There are two different strategies for leaders (and enders).
1) Use a scrap many times (usually until it is too full of thread to be used anymore), and then discarding it.
2) Deliberately plan to have fabric on hand cut and ready to piece to use as a leader/ender and then use this element in a quilt. (So this fabric is sown only once.)

So, if you're doing strategy 2, you might have a bunch of small squares on hand that you use when ever you are having a session of piecing. Let's say you sit down with your machine having nothing under the presser foot.
1) Get a clean start and piece two small squares together. To get the clean start, you can sew on a small scrap (to eventually be discarded) or hang onto your tails whiles you start on the squares.
2) As you finish the seam of the small squares, chain piece onto your "main" project. Keep chain piecing on the main project as much as you like.
3) As you finish your last seam on the main project piecing, grab another two small squares and chain piece onto them, sewing about half way down the seam. Cut the threads between the two small squares and the rest of chain piecing. Cut the threads between each of your chain piece elements, and set the two small squares used at the start aside for what ever project you will eventually put them in.
4) Go iron or do what ever you need to do ready for your next bit of piecing on your main project.
5) Come back to your machine and you already have your half sewn small squares under the presser foot to act as leader. Finish the seam on the squares and chain piece onto your main project.

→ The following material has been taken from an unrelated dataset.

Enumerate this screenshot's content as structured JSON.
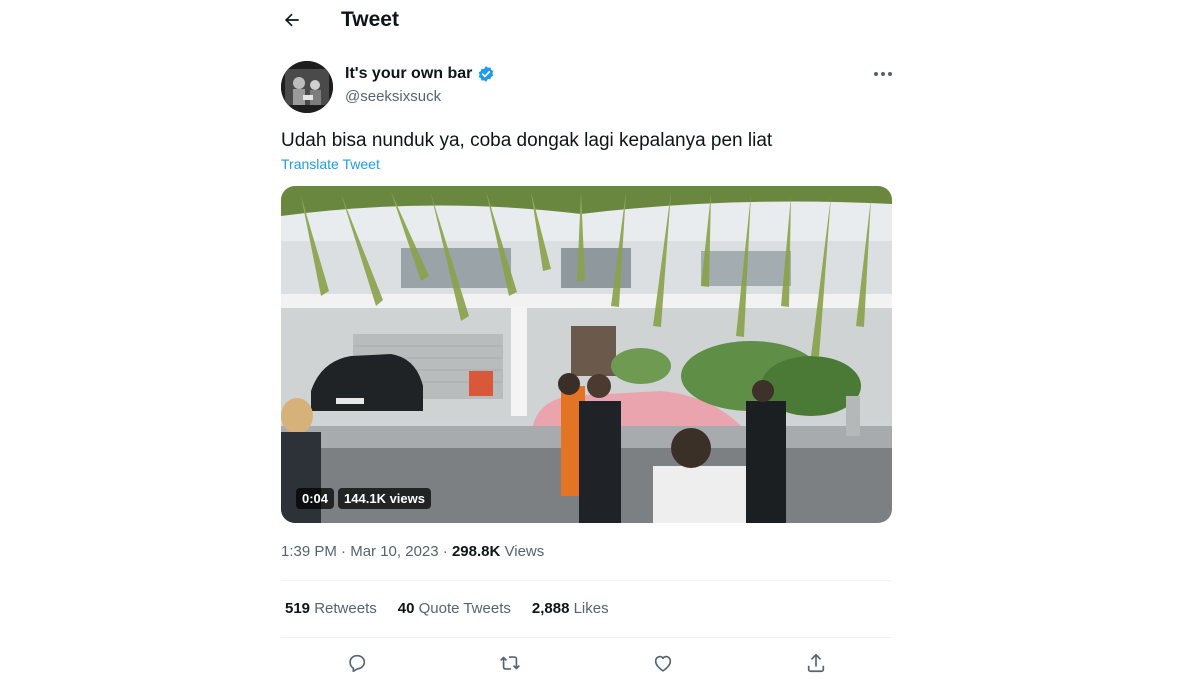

So by planning ahead, you can always start and finish with the small squares, and avoid having to do (almost) any "cold" starts where you hang onto tails or use a scrap. As a bonus, you get a steadily growing pile of pieced items that you can use in another project.

If strategy 2 doesn't appeal, you can just adapt the above steps to work with two scraps and sewing half way down the second scrap as your ender, which gives you the similar thread savings of not having to do a "cold" start. When doing this, I like to have a handful of scraps near my machine, so that when I (temporarily) misplace one, I can just grab another one and not have to hunt for the missing one.